On Feb. 3, the people within Fire District 27 and a few more get the opportunity to vote if we want to form a park district. If this proposition is passed, a municipal corporation would be established with five elected commissioners who would have the power to levy an annual tax on property within the district of up to 75 cents per $1,000 of assessed valuation. They would also have the power to contract indebtedness, issue general obligation bonds and exercise the right of eminent domain. All of this so there can be local control over the two parks in Fall City. Sounds like it could be an expensive endeavor.
Let’s discuss money. According to the Fall City Parks Web site, “the residents who worked together to establish this park district have committed to recommending commissioners approve a maximum tax of 9.5 cents per $1,000 assessed property tax.” It appears to me the 9.5 cents is a “low ball” figure to get this proposition passed.

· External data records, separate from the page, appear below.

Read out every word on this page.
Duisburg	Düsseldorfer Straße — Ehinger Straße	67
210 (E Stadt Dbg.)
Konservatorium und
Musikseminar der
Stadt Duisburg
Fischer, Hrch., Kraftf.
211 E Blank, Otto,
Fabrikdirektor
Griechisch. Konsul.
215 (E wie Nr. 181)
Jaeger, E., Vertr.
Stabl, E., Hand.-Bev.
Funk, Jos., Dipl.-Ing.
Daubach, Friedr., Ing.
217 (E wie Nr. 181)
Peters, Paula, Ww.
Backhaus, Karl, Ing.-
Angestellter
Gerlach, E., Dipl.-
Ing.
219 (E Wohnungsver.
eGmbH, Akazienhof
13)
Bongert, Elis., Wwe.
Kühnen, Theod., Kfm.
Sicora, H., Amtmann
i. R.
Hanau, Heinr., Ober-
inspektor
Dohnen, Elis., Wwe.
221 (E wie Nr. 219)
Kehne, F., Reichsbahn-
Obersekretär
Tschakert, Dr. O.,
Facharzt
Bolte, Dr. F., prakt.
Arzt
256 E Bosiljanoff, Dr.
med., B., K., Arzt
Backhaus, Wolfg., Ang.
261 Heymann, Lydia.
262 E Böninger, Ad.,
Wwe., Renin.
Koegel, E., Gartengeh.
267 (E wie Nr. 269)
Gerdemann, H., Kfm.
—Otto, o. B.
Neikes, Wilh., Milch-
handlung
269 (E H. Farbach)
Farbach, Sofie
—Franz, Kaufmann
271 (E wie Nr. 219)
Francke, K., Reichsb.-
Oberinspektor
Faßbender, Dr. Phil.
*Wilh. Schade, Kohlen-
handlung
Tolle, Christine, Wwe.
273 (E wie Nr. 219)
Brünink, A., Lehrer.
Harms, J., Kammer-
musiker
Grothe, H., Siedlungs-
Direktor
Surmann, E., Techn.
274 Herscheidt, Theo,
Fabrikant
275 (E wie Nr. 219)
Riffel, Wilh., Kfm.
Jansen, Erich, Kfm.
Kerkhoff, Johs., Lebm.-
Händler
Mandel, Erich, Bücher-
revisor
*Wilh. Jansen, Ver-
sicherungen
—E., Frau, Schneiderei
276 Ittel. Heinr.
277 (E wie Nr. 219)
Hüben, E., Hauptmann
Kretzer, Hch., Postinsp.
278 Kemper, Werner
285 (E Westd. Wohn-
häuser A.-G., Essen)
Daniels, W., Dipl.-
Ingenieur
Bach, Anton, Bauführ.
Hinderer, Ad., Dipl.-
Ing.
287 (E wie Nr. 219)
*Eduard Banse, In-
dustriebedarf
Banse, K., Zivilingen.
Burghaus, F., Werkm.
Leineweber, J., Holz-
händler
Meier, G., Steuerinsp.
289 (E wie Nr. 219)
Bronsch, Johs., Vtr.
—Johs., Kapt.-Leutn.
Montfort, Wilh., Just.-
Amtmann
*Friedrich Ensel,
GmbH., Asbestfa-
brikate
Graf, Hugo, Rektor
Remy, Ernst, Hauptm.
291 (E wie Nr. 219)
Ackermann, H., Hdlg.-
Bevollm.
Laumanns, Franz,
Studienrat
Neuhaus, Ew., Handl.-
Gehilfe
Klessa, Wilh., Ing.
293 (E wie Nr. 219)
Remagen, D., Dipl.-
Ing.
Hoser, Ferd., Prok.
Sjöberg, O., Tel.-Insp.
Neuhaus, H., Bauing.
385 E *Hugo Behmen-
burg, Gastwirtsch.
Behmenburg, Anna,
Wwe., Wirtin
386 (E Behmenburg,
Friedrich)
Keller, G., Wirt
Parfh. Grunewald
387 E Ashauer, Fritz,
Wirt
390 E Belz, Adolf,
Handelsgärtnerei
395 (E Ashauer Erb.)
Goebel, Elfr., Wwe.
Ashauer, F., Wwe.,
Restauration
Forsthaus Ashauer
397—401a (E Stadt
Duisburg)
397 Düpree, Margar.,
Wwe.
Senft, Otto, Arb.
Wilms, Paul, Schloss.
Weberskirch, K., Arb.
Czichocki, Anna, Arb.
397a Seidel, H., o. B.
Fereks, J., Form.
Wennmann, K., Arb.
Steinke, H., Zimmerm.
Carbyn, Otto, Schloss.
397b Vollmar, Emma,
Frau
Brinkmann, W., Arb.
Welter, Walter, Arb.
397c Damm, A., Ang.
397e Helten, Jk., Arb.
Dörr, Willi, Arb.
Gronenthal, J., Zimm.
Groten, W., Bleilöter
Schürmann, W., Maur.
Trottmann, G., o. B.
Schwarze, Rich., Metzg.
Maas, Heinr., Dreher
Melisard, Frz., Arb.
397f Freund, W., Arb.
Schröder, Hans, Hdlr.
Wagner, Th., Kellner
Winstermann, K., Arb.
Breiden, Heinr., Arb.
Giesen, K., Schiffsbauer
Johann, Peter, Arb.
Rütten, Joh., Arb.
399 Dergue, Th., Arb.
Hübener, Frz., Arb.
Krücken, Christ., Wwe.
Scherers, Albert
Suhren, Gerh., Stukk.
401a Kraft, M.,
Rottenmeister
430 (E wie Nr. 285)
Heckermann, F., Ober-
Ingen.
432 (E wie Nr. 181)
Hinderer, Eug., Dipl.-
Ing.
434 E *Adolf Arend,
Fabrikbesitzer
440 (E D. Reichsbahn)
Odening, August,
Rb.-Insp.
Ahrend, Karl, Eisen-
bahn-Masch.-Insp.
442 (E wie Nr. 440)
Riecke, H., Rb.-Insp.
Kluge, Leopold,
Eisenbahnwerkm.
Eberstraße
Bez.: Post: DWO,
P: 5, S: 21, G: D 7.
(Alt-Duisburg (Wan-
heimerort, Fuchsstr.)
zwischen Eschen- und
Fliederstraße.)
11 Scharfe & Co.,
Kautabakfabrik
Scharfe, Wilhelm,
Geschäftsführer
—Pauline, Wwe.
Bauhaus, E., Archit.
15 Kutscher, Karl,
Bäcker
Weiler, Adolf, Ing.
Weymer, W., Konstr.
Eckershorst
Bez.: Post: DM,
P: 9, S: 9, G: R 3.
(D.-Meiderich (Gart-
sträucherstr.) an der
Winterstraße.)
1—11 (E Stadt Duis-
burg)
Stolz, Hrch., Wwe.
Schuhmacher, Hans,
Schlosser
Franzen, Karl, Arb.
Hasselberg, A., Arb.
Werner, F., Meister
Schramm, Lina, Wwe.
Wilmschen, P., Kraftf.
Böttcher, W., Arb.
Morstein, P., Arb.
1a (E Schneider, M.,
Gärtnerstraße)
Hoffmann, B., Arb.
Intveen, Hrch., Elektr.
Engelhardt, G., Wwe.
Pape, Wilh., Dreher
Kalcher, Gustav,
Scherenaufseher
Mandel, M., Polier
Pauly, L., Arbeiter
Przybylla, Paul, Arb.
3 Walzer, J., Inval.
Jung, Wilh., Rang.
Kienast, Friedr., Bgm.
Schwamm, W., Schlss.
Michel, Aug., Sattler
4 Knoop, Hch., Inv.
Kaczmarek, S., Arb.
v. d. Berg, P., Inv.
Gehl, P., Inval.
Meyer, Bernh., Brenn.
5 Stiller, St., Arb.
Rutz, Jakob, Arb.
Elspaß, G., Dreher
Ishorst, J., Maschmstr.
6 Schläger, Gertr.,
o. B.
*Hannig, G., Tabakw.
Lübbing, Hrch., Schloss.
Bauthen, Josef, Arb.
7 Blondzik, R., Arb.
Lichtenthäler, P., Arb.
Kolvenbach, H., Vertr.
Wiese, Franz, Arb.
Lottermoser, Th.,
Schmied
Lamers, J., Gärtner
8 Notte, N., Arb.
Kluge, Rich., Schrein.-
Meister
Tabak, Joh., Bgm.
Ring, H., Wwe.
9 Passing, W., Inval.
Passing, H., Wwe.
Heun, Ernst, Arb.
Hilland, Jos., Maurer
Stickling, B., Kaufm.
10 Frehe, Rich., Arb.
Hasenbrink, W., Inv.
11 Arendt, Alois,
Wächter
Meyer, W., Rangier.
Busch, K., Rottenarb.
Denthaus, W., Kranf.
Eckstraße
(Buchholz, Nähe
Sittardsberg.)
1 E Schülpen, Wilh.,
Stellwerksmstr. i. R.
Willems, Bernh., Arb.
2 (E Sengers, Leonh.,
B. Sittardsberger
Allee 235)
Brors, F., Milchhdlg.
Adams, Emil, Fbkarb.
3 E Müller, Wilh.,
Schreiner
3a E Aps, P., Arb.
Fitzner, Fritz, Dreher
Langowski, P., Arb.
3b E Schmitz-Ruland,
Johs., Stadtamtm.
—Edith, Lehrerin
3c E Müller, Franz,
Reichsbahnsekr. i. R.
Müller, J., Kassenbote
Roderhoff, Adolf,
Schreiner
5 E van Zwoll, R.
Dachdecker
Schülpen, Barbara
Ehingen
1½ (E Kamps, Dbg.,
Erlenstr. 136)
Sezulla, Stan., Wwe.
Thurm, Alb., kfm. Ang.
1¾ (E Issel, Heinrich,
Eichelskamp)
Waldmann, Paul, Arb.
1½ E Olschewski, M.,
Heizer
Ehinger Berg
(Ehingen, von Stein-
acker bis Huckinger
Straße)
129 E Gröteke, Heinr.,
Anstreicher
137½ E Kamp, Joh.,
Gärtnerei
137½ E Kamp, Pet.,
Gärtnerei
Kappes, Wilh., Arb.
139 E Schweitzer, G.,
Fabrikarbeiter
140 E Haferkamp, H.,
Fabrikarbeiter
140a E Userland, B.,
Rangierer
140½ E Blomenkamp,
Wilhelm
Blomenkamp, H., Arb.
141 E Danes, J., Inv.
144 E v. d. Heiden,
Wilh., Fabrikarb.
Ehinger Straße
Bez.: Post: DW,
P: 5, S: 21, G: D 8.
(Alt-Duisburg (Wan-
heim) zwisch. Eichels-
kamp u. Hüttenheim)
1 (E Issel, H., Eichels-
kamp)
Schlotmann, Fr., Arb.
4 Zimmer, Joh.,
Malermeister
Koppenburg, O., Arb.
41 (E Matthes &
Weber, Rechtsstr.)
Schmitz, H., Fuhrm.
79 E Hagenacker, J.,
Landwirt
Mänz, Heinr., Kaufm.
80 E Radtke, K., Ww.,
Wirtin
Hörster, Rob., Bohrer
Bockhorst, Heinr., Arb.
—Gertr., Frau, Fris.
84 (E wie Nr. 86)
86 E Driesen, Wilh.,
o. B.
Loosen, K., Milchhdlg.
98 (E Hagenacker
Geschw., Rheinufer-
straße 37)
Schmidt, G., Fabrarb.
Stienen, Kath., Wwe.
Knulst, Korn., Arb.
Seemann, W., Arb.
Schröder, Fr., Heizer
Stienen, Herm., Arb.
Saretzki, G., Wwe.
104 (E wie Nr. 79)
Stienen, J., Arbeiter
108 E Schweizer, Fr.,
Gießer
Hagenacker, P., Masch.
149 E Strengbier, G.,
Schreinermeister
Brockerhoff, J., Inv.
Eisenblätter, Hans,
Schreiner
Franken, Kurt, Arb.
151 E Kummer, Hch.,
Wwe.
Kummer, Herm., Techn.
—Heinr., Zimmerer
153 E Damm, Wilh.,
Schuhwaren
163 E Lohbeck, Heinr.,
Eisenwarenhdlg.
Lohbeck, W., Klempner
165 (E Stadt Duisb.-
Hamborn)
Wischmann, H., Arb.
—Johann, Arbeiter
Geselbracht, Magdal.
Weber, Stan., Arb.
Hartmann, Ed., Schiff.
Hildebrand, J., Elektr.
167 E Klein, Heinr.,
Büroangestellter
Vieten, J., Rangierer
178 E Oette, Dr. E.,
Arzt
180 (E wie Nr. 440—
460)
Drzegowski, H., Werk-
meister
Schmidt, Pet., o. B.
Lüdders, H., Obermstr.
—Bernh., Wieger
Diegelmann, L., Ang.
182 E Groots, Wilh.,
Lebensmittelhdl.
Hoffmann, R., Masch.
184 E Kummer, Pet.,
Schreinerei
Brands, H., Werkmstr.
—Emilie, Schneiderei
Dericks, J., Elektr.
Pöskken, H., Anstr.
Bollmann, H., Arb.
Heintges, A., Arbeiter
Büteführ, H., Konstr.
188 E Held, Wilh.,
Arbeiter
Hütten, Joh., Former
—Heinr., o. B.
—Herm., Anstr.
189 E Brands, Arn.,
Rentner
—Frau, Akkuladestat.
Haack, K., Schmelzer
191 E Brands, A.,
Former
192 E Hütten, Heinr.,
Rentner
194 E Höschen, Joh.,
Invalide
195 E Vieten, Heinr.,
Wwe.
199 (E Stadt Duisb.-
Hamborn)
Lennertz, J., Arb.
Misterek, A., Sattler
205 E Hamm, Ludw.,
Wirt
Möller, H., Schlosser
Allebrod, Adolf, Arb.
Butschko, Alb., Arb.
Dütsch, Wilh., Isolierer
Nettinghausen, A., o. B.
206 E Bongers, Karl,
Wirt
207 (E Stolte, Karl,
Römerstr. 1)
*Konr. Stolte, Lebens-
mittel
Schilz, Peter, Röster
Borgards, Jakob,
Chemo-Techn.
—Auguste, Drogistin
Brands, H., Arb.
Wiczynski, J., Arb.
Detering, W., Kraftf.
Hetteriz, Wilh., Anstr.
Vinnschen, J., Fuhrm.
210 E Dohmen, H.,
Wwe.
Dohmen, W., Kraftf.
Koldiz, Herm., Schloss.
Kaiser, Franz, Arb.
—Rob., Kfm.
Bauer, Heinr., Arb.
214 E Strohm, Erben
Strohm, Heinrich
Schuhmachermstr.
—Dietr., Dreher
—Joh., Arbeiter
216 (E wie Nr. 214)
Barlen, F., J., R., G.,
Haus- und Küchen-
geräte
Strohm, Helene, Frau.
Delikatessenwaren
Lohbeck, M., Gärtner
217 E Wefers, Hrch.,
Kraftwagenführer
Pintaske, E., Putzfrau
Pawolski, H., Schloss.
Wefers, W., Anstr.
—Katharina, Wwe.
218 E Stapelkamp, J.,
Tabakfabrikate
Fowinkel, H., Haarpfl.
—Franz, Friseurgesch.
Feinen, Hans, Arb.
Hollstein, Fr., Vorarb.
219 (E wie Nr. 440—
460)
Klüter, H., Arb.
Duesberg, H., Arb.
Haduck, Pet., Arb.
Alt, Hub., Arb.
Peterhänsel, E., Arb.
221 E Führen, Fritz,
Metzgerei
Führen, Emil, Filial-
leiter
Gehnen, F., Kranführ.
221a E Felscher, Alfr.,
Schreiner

Keep in mind the five commissioners are under no obligation to take this suggestion. If we pass this proposition we are giving the commissioners the right to approve any levy rate up to 75 cents per $1,000. This would be $225 per year for a $300,000 home, not the suggested $28.50. I don’t know any of the people running for commissioner, so I’m not questioning their integrity, but I can’t help but think about our hospital board of commissioners and how they constantly seem to disregard the will of the people. By the way, commissioners can be paid up to $104 for each meeting they hold.
As members of the community, we should all keep in mind some additional taxes that we might be faced with this next year. The school district will be coming with a new ballot measure this year which, if passed, will increase our taxes for schools. If Fire District 27 is consolidated into Eastside Fire and Rescue, that could also mean additional taxes. I’m just not up to paying more taxes so I can have a say over our extensive park system.
So if this park district is not approved, what happens? I guess we go on as before. We still have the two parks. King County and possibly the Snoqualmie Tribe pays for maintenance and upkeep. We continue to enjoy our parks. We don’t need a park district or a tax increase! Please vote no.